In Zeiten von agilen Teams, hybriden Meetings und ständiger Veränderung dreht sich Führung mehr denn je um Kommunikation. Um den Ton und die Haltung. Und darum, Menschen zu verstehen. Und zwar auch dann, wenn sie sich selbst gerade nicht verstehen.
Viele Modelle kommen und gehen. Doch zwei Bücher, die in den 1960er-Jahren erschienen sind, bleiben aktuell:
– „Spiele der Erwachsenen“ von Eric Berne
– „Ich bin o.k. – Du bist o.k.“ von Thomas A. Harris.
Beide Bücher habe ich in diesem Sommer mit großem Interesse erneut gelesen und vieles daraus mitnehmen können. Kennst du Situationen, die vollkommen verfahren erscheinen? In denen sich Kommunikationsabläufe immer wiederholen und zu keinem Ergebnis führen? Und in denen eine Dynamik das Verhalten von Gesprächspartner:innen zu steuern scheint, die sich logischen Mustern auf den ersten Blick entzieht?
In diesen Fällen lohnt sich häufig ein zweiter Blick, einer auf die Psycho-Logik. Berne und Harris gehören zu den Begründern der Transaktionsanalyse (TA) – einer psychologischen Theorie, die erklärt, wie Kommunikation funktioniert, warum sie scheitert und wie wir sie bewusst gestalten können. Als Transaktion bezeichnet Berne das, was passiert, wenn eine Person etwas sagt, tut oder ausdrückt und die andere Person darauf reagiert.

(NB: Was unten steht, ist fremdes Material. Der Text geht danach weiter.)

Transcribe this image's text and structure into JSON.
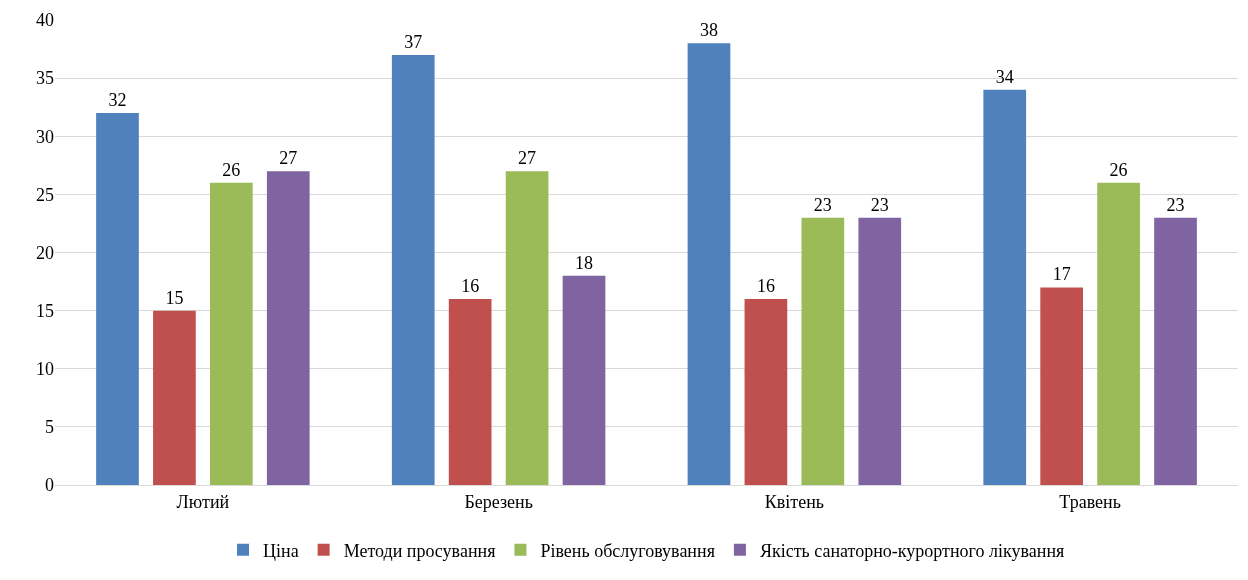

Mir hat die Lektüre beider Bücher geholfen, für konkrete Situationen und Verhaltensweisen ein tieferes Verständnis zu entwickeln. Und aus der Dynamik auszusteigen. Zugegeben, manche Beispiele in den Büchern spiegeln Rollenmuster aus den 1960er-Jahren. Die beschriebenen Grundprinzipien gelten dennoch und lassen sich auf vergleichbare Konstellationen im Heute übertragen.
Für Führungskräfte ist die Transaktionsanalyse mehr als ein psychologisches Modell: Sie ist ein Werkzeug der Selbstreflexion, ein Kompass für schwierige Gespräche und eine Landkarte für Beziehungsdynamiken im Team. Wer führt, ist permanent in Transaktion, also in Austausch. Zwischen Worten, Haltungen, Erwartungen. Zwischen dem, was gesagt wird, und dem, was (unterbewusst) mitschwingt.
Eric Berne und die Entstehung der Transaktionsanalyse
Eric Berne war ein ungewöhnlicher Psychiater. Er wollte Psychologie nicht akademisch erklären, sondern für den Alltag verständlich machen. Für ihn war menschliche Kommunikation kein Rätsel, sondern ein System – mit Regeln, Rollen und Mustern. Bernes zentrales Modell unterscheidet drei Ich-Zustände, die in jedem Menschen angelegt sind. Sie spiegeln, aus welcher inneren Haltung heraus wir sprechen, fühlen und handeln – und sie prägen jede Form der Kommunikation, ob privat oder beruflich.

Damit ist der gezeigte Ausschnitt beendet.